Pensions insurance specialist and Cricket England sponsor Rothesay has been revealed as the counterparty in NatWest Group PLC (LSE:NWG)’s record-setting £11 billion pension de-risking transaction.
Sky News disclosed the buyer in a report citing “several people familiar”.
NatWest initially disclosed pension risk transfer (PRT) in its third-quarter earnings, stating that “around a third of the Main section (of the group pension scheme) is now covered by insurance policies”.
Although the high-street lender did not disclose the deal’s value, the asset size of the NatWest Group Pension Fund’s Main section was cited as £33.6 billion in its 2023 annual statement.
NatWest confirmed the deal to Sky, stating: "As part of its long-term strategy, the Trustee of the NatWest Group Pension Fund has recently insured around one-third of the Main section with buy-in policies.
"The buy-in policies are fund investments that further improve the security of member benefits by increasing protection against demographic and investment risks.”

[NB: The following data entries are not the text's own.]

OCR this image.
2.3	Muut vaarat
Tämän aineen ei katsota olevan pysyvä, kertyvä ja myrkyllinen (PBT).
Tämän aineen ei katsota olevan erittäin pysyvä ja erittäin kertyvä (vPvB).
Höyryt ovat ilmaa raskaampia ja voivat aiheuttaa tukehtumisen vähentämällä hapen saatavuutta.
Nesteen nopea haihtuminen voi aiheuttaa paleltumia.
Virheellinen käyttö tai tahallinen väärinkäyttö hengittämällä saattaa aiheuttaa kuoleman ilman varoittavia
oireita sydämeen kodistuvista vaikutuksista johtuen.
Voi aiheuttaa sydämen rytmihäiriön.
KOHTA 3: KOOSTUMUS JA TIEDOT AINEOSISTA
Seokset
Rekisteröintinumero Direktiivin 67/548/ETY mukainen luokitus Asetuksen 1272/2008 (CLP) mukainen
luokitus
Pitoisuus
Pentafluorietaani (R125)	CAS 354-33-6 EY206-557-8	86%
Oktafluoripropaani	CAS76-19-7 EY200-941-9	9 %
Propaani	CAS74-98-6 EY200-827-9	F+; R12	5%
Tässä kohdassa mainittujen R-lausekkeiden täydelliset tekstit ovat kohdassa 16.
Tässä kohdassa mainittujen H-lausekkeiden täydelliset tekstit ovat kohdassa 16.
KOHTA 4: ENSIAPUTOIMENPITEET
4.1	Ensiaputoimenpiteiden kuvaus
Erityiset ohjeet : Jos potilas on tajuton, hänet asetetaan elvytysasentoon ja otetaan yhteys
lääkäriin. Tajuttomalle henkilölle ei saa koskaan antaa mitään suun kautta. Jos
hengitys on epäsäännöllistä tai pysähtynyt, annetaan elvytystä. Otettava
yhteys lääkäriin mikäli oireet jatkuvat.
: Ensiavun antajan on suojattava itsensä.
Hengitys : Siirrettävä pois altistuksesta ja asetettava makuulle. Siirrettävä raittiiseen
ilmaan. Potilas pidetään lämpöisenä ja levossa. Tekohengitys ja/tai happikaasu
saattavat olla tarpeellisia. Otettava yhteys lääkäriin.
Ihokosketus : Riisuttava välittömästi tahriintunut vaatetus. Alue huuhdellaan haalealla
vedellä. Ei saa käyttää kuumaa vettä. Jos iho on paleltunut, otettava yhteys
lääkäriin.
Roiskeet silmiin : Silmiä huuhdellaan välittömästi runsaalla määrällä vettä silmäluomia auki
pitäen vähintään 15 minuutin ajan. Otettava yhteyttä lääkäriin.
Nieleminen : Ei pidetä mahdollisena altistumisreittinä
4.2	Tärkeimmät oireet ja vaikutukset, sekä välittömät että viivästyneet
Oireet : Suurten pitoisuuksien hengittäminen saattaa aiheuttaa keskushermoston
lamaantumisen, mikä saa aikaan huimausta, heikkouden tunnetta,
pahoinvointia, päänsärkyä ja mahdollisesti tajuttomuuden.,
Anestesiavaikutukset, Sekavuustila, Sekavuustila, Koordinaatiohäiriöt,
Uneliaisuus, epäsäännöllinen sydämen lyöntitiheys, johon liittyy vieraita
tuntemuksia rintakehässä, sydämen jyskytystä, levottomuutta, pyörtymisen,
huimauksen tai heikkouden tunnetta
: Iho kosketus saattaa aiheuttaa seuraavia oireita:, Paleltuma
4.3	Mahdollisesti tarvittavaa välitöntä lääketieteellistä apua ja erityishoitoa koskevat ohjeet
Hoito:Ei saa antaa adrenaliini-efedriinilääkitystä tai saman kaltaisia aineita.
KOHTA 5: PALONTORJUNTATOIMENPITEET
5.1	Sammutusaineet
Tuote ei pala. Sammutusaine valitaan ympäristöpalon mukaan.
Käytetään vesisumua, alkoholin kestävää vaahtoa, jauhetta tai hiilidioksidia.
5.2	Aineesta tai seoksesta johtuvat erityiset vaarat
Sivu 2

Corporations engage in PRTs with insurance firms to reduce the risk of accruing a pension deficit which will need to be funded from their cash flows.
The NatWest scheme was not in deficit as of 31 December 2023, when liabilities of £26.5 billion fell far short of the £33.6 billion worth of assets.
Corporations will often pay hefty sums to unload pension risk when their schemes are in deficit. Similarly, insurers will pay to take on risk when there is a surplus.
NatWest has not disclosed the specifics of the deal.